Remove blank characters until the first asterisk (’*’) in each line of comments.

−t title

Use title as the title for the generated documentation.

−intro file

Use content of file as ocamldoc text to use as introduction (HTML, LaTeX and TeXinfo only). For HTML, the file is used to create the whole "index.html" file.

−v

Verbose mode. Display progress information.

−warn-error

Treat warnings as errors.

Type-checking options

ocamldoc(1) calls the Objective Caml type-checker to obtain type informations. The following options impact the type-checking phase. They have the same meaning as for the ocamlc(1) and ocamlopt(1) commands.
−I 
directory

Add directory to the list of directories search for compiled interface files (.cmi files).

−nolabels

Ignore non-optional labels in types.

−rectypes

Allow arbitrary recursive types. (See the −rectypes option to ocamlc(1).)

Options for generating HTML pages

The following options apply in conjunction with the −html option:
−all-params

Display the complete list of parameters for functions and methods.

−css-style filename

Use filename as the Cascading Style Sheet file.

−colorize-code

Colorize the OCaml code enclosed in [ ] and \{[ ]\}, using colors to emphasize keywords, etc. If the code fragments are not syntactically correct, no color is added.

−index-only

Generate only index files.

Options for generating LaTeX files

The following options apply in conjunction with the −latex option:
−latex-value-prefix prefix

Give a prefix to use for the labels of the values in the generated LaTeX document. The default prefix is the empty string. You can also use the options -latex-type-prefix, -latex-exception-prefix, -latex-module-prefix, -latex-module-type-prefix, -latex-class-prefix, -latex-class-type-prefix, -latex-attribute-prefix and -latex-method-prefix.

These options are useful when you have, for example, a type and a value with the same name. If you do not specify prefixes, LaTeX will complain about multiply defined labels.

−latextitle n,style

Associate style number n to the given LaTeX sectioning command style, e.g. section or subsection. (LaTeX only.) This is useful when including the generated document in another LaTeX document, at a given sectioning level. The default association is 1 for section, 2 for subsection, 3 for subsubsection, 4 for paragraph and 5 for subparagraph.

−noheader

Suppress header in generated documentation.

−notoc

Do not generate a table of contents.

−notrailer

Suppress trailer in generated documentation.

−sepfiles

Generate one .tex file per toplevel module, instead of the global ocamldoc.out file.

Options for generating TeXinfo files

The following options apply in conjunction with the -texi option:

−esc8

Escape accented characters in Info files.

−info-entry

Specify Info directory entry.

−info-section

Specify section of Info directory.

−noheader

Suppress header in generated documentation.

−noindex

Do not build index for Info files.

−notrailer

Suppress trailer in generated documentation.
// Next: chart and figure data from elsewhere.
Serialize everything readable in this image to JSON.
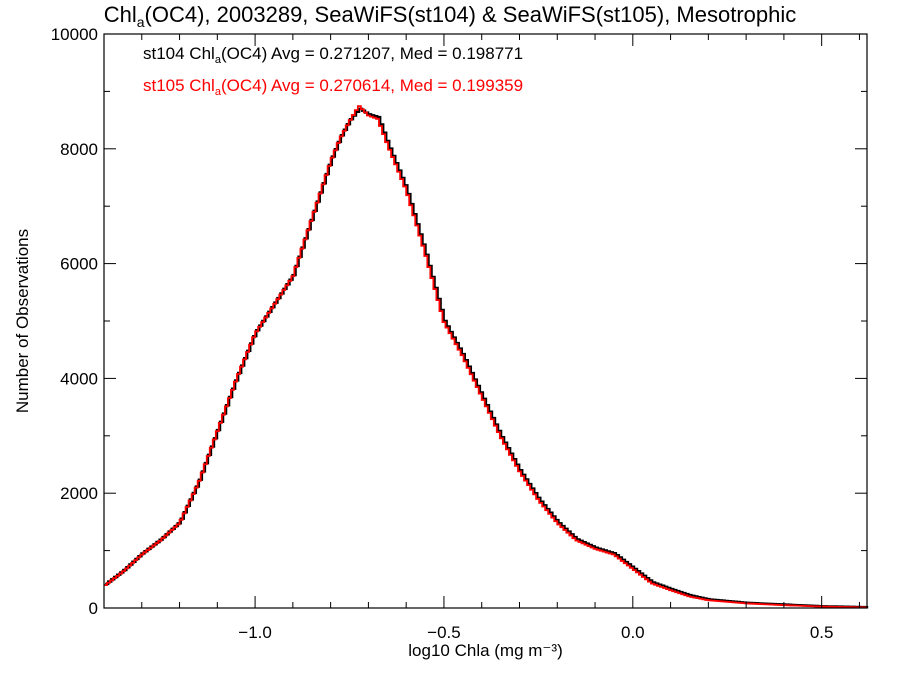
{
  "chart_data": {
    "type": "line",
    "title": {
      "prefix": "Chl",
      "sub": "a",
      "suffix": "(OC4), 2003289, SeaWiFS(st104) & SeaWiFS(st105), Mesotrophic"
    },
    "xlabel": "log10 Chla (mg m⁻³)",
    "ylabel": "Number of Observations",
    "xlim": [
      -1.4,
      0.62
    ],
    "ylim": [
      0,
      10000
    ],
    "x_ticks": [
      -1.0,
      -0.5,
      0.0,
      0.5
    ],
    "x_tick_labels": [
      "−1.0",
      "−0.5",
      "0.0",
      "0.5"
    ],
    "y_ticks": [
      0,
      2000,
      4000,
      6000,
      8000,
      10000
    ],
    "y_tick_labels": [
      "0",
      "2000",
      "4000",
      "6000",
      "8000",
      "10000"
    ],
    "step_style": "histogram",
    "grid": false,
    "annotations": [
      {
        "series": "st104",
        "prefix": "st104 Chl",
        "sub": "a",
        "suffix": "(OC4) Avg = 0.271207, Med = 0.198771",
        "color": "#000000"
      },
      {
        "series": "st105",
        "prefix": "st105 Chl",
        "sub": "a",
        "suffix": "(OC4) Avg = 0.270614, Med = 0.199359",
        "color": "#ff0000"
      }
    ],
    "x": [
      -1.4,
      -1.35,
      -1.3,
      -1.25,
      -1.2,
      -1.15,
      -1.1,
      -1.05,
      -1.0,
      -0.95,
      -0.9,
      -0.85,
      -0.8,
      -0.775,
      -0.75,
      -0.725,
      -0.7,
      -0.675,
      -0.65,
      -0.6,
      -0.55,
      -0.5,
      -0.45,
      -0.4,
      -0.35,
      -0.3,
      -0.25,
      -0.2,
      -0.15,
      -0.1,
      -0.05,
      0.0,
      0.05,
      0.1,
      0.15,
      0.2,
      0.3,
      0.4,
      0.5,
      0.62
    ],
    "series": [
      {
        "name": "st104",
        "color": "#000000",
        "values": [
          400,
          650,
          950,
          1200,
          1500,
          2200,
          3100,
          4000,
          4800,
          5300,
          5800,
          6800,
          7800,
          8200,
          8500,
          8700,
          8600,
          8550,
          8100,
          7300,
          6200,
          5000,
          4400,
          3700,
          3000,
          2400,
          1900,
          1500,
          1200,
          1050,
          950,
          700,
          450,
          330,
          220,
          150,
          90,
          60,
          30,
          15
        ]
      },
      {
        "name": "st105",
        "color": "#ff0000",
        "values": [
          380,
          630,
          930,
          1180,
          1480,
          2180,
          3080,
          3980,
          4780,
          5280,
          5780,
          6780,
          7780,
          8180,
          8480,
          8750,
          8580,
          8520,
          8080,
          7280,
          6180,
          4980,
          4380,
          3680,
          2980,
          2380,
          1880,
          1480,
          1180,
          1030,
          930,
          680,
          430,
          310,
          200,
          135,
          80,
          50,
          25,
          10
        ]
      }
    ]
  }
}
Options for generating dot graphs

The following options apply in conjunction with the −dot option:
−dot-colors 
colors

Specify the colors to use in the generated dot code. When generating module dependencies, ocamldoc(1) uses different colors for modules, depending on the directories in which they reside. When generating types dependencies, ocamldoc(1) uses different colors for types, depending on the modules in which they are defined. colors is a list of color names separated by ’,’, as in Red,Blue,Green. The available colors are the ones supported by the dot(1) tool.

−dot-include-all

Include all modules in the dot(1) output, not only modules given on the command line or loaded with the −load option.

−dot-reduce

Perform a transitive reduction of the dependency graph before outputting the dot code. This can be useful if there are a lot of transitive dependencies that clutter the graph.

−dot-types

Output dot code describing the type dependency graph instead of the module dependency graph.
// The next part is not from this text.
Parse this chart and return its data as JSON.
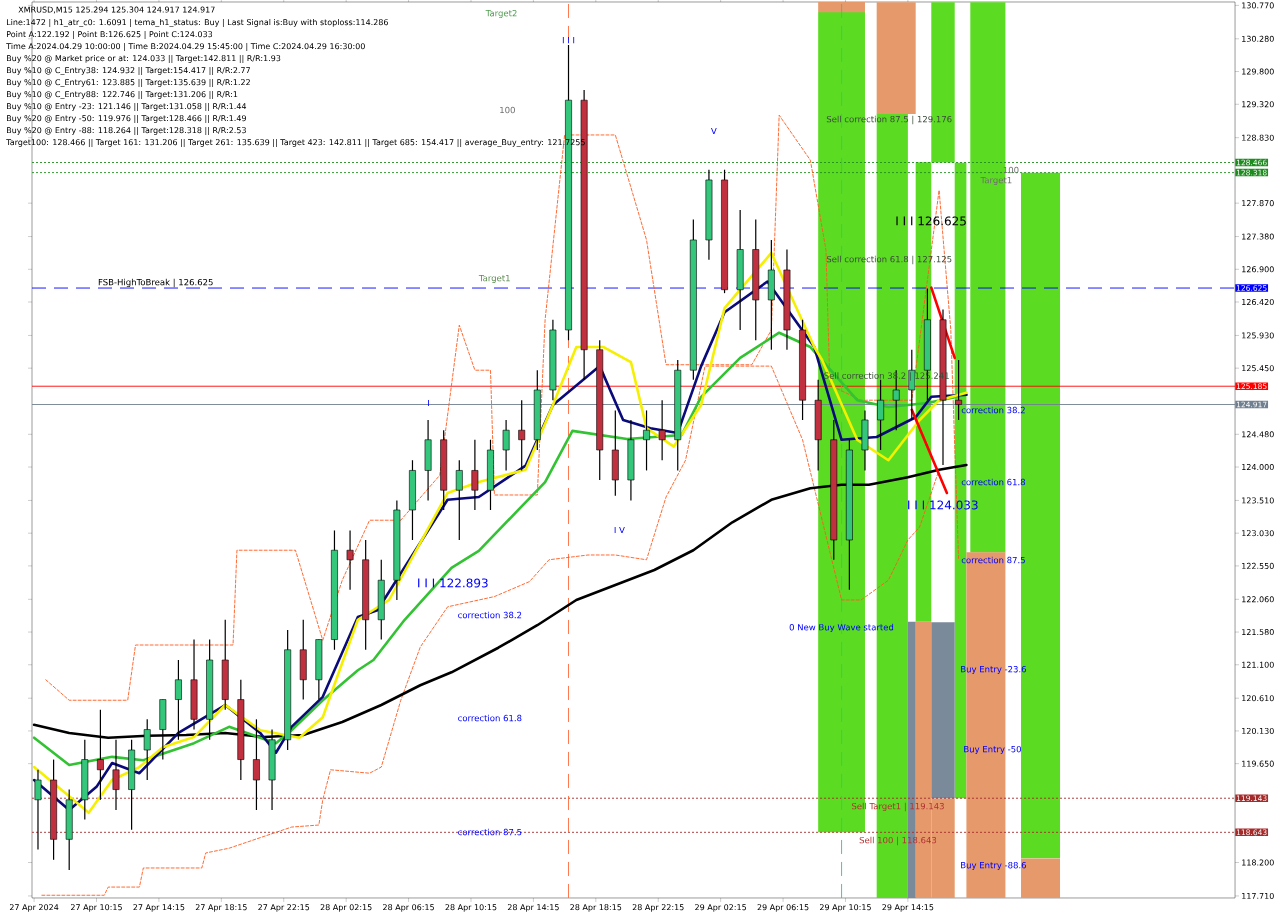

Options for generating man files

The following options apply in conjunction with the −man option:
−man-mini

Generate man pages only for modules, module types, classes and class types, instead of pages for all elements.

−man-suffix

Set the suffix used for generated man filenames. Default is ’o’, like in List.o.

SEE ALSO

ocaml(1), ocamlc(1), ocamlopt(1).
The Objective Caml user’s manual
, chapter "The documentation generator".